Forget What You Know About White Tea
White tea is difficult to describe objectively. It is minimally processed, yet can have widely varying outcomes. All white tea goes through an unusually long withering process which gives it that pervasive light sweetness at its core. For a more thorough description, click here, but it’s primarily a long time withering and a short time drying. There are some producers who break rules and incorporate oolong techniques like shaking and rolling their white tea. You could make an argument that that isn’t white tea, but to quote the great Kris Kristofferson, “If it sounds like country music, man, that’s what it is...”
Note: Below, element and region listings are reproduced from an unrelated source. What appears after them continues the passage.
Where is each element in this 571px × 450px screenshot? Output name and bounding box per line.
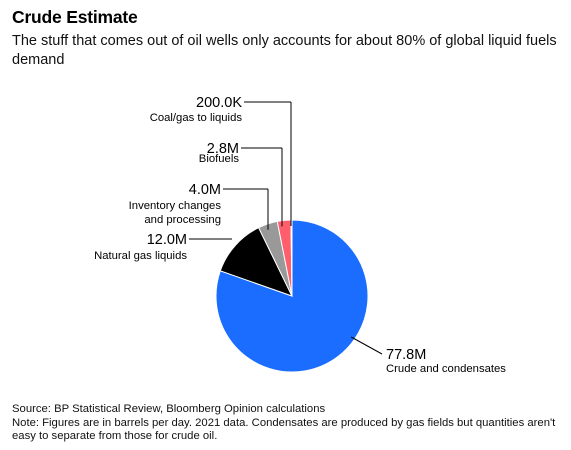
slice-label-natural-gas-liquids: Natural gas liquids [94,250,187,262]
slice-value-coal-gas-to-liquids: 200.0K [196,95,242,111]
chart-title: Crude Estimate [12,7,138,27]
slice-label-biofuels: Biofuels [199,153,240,165]
source-note: Source: BP Statistical Review, Bloomberg… [12,403,326,415]
chart-subtitle: The stuff that comes out of oil wells on… [12,33,557,68]
slice-value-natural-gas-liquids: 12.0M [147,232,187,248]
slice-label-coal-gas-to-liquids: Coal/gas to liquids [150,112,243,124]
footnote: Note: Figures are in barrels per day. 20… [12,416,556,443]
slice-value-biofuels: 2.8M [207,141,239,157]
chart-footer: Source: BP Statistical Review, Bloomberg… [12,403,564,444]
slice-label-inventory-changes-and-processing: Inventory changes and processing [129,200,222,226]
pie-slice-natural-gas-liquids [219,227,293,297]
pie-slices [215,219,369,373]
slice-value-crude-and-condensates: 77.8M [386,347,426,363]
leader-line-crude-and-condensates [350,336,383,355]
leader-lines [189,101,383,355]
slice-value-inventory-changes-and-processing: 4.0M [189,182,221,198]
slice-label-crude-and-condensates: Crude and condensates [386,363,506,375]
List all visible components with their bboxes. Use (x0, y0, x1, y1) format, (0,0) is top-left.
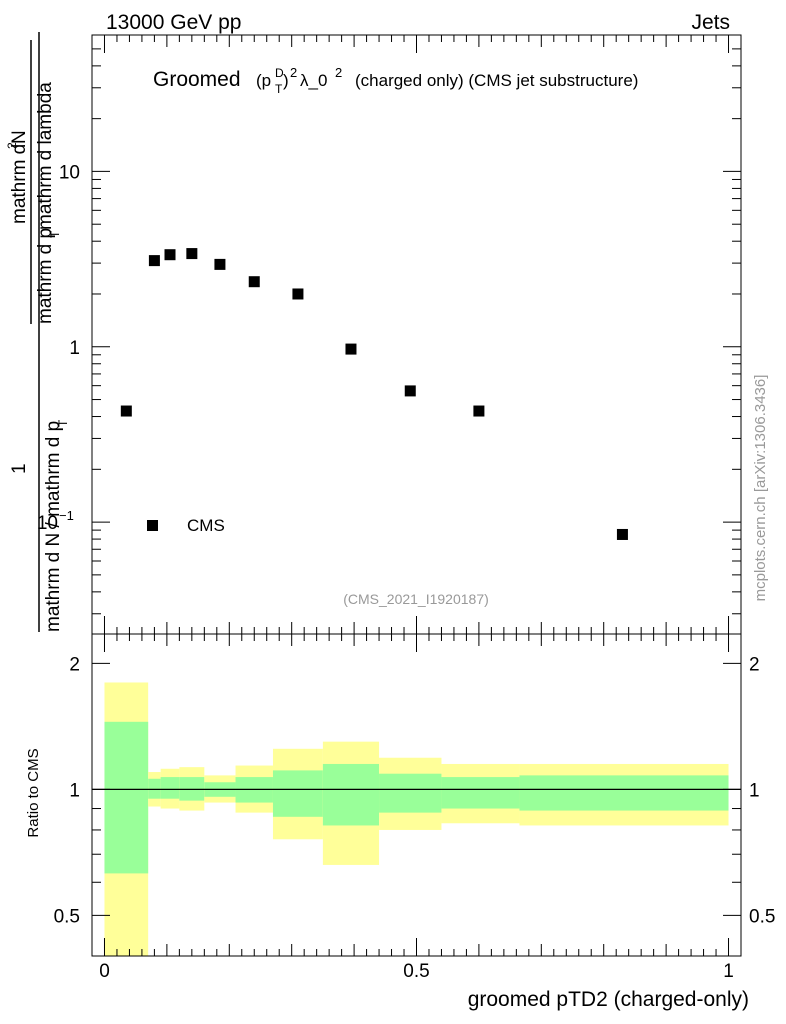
ylabel-denominator-dlambda: mathrm d lambda (35, 82, 56, 230)
title-suffix: (charged only) (CMS jet substructure) (355, 71, 638, 90)
x-tick-label: 0 (99, 961, 110, 982)
ratio-band-inner (379, 773, 442, 813)
ylabel-denominator-dpt: mathrm d p (35, 228, 56, 324)
ratio-band-inner (104, 721, 149, 874)
main-y-tick-label: 10 (59, 162, 80, 183)
ratio-panel: 0.5 0.51 12 2 0 0.5 1 Ratio to CMS groomed pT… (25, 633, 776, 1011)
analysis-id: (CMS_2021_I1920187) (343, 591, 489, 607)
category-label: Jets (691, 11, 730, 34)
ratio-y-label: Ratio to CMS (25, 748, 42, 837)
ratio-band-inner (148, 778, 161, 799)
ratio-band-inner (322, 763, 380, 826)
data-point (148, 255, 160, 267)
ylabel-numerator-power: 2 (5, 142, 19, 149)
data-point (214, 258, 226, 270)
ratio-band-inner (272, 770, 323, 817)
legend-marker (147, 520, 158, 531)
data-point (616, 528, 628, 540)
ratio-y-tick-label-left: 1 (69, 780, 80, 801)
title-p-power: 2 (290, 65, 297, 80)
legend-label: CMS (187, 516, 225, 535)
chart-title: Groomed (p D T ) 2 λ_0 2 (charged only) … (153, 65, 638, 96)
data-point (292, 288, 304, 300)
x-tick-label: 1 (723, 961, 734, 982)
ratio-y-tick-labels: 0.5 0.5 1 1 2 2 (54, 654, 776, 927)
ylabel-one: 1 (9, 463, 30, 474)
ylabel-prefactor-denominator: mathrm d N / mathrm d p (43, 421, 64, 632)
data-point (164, 249, 176, 261)
x-tick-labels: 0 0.5 1 (99, 961, 734, 982)
ratio-y-tick-label-right: 1 (749, 780, 760, 801)
ratio-band-inner (160, 777, 180, 799)
main-y-tick-label: 10 (37, 513, 58, 534)
title-p-sup: D (275, 66, 284, 80)
main-y-axis-label: mathrm d 2 N mathrm d p T mathrm d lambd… (5, 32, 70, 632)
ratio-y-tick-label-left: 0.5 (54, 906, 80, 927)
ylabel-inner-fraction: mathrm d 2 N mathrm d p T mathrm d lambd… (5, 40, 62, 324)
ratio-y-tick-label-right: 2 (749, 654, 760, 675)
x-tick-label: 0.5 (403, 961, 429, 982)
cms-data-points (120, 248, 628, 540)
ylabel-prefactor-sub: T (56, 419, 70, 427)
ratio-bands (104, 682, 729, 956)
data-point (120, 405, 132, 417)
title-p-close: ) (283, 71, 289, 90)
title-prefix: Groomed (153, 68, 241, 91)
ratio-plot-frame (91, 633, 742, 957)
energy-label: 13000 GeV pp (106, 11, 241, 34)
title-p-base: (p (256, 71, 271, 90)
main-panel: Groomed (p D T ) 2 λ_0 2 (charged only) … (5, 32, 742, 635)
data-point (473, 405, 485, 417)
ylabel-numerator-N: N (9, 130, 30, 144)
title-lambda-power: 2 (335, 65, 342, 80)
data-point (404, 385, 416, 397)
data-point (186, 248, 198, 260)
x-axis-label: groomed pTD2 (charged-only) (468, 988, 749, 1011)
title-lambda: λ_0 (300, 71, 327, 90)
ratio-band-inner (441, 777, 520, 809)
side-credit: mcplots.cern.ch [arXiv:1306.3436] (752, 375, 769, 602)
ratio-y-tick-label-right: 0.5 (749, 906, 775, 927)
data-point (345, 343, 357, 355)
main-plot-frame (91, 34, 742, 635)
title-p-sub: T (275, 82, 283, 96)
data-point (248, 276, 260, 288)
ratio-axis-ticks (92, 634, 741, 957)
ylabel-denominator-dpt-sub: T (48, 230, 62, 238)
main-y-tick-label: 1 (69, 338, 80, 359)
legend: CMS (147, 516, 225, 535)
main-y-tick-exponent: −1 (59, 508, 74, 523)
ratio-y-tick-label-left: 2 (69, 654, 80, 675)
ratio-band-inner (519, 775, 729, 811)
ylabel-numerator-text: mathrm d (9, 144, 30, 224)
main-axis-ticks (92, 34, 741, 634)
Not Your Grandfather’s Tea
White tea is still little understood or consumed in America, but its popularity is growing in China. Young people there often view white tea as healthy and hip – not the tea their grandfather’s drink. Traditionally, making white tea is a “hands-off” process. This means the leaves will retain more of their natural shape, making it bulky and voluminous when compared with other tea. But white tea is now commonly pressed into cakes (similar to puer), which makes it convenient for storing, aging, and the compressed leaf is much easier to handle in western steeping gear (and cool looking). Whether loose leaf or pressed, one isn’t necessarily better than the other, it depends on what kind of tea it is, and more importantly, what you’re looking for.
White Tea is Not Delicate
Though others may say otherwise, steep white tea however you see fit. You can boil it, steep it too long, and swear at it. Well-made white tea will still have a light sweetness and usually lack astringency. If you want to turn the temperature down, go for it. If you want to crank everything up to “11”, try it out. If you want more specific recommendations, we’re happy to help. It’s worth stating the obvious that white tea is often not white in appearance. The process typically turns the leaves into a varying mix of silver/gray and greens. But since there is no kill-green step, sometimes incidental oxidation/fermentation can occur, which will turn the leaves darker through that long withering process. The more the leaf is handled during withering, the more oxidation is likely to happen. The aging process will darken the leaves as well. At five years white tea can go through quite a bit of transformation, which is much quicker than most puer.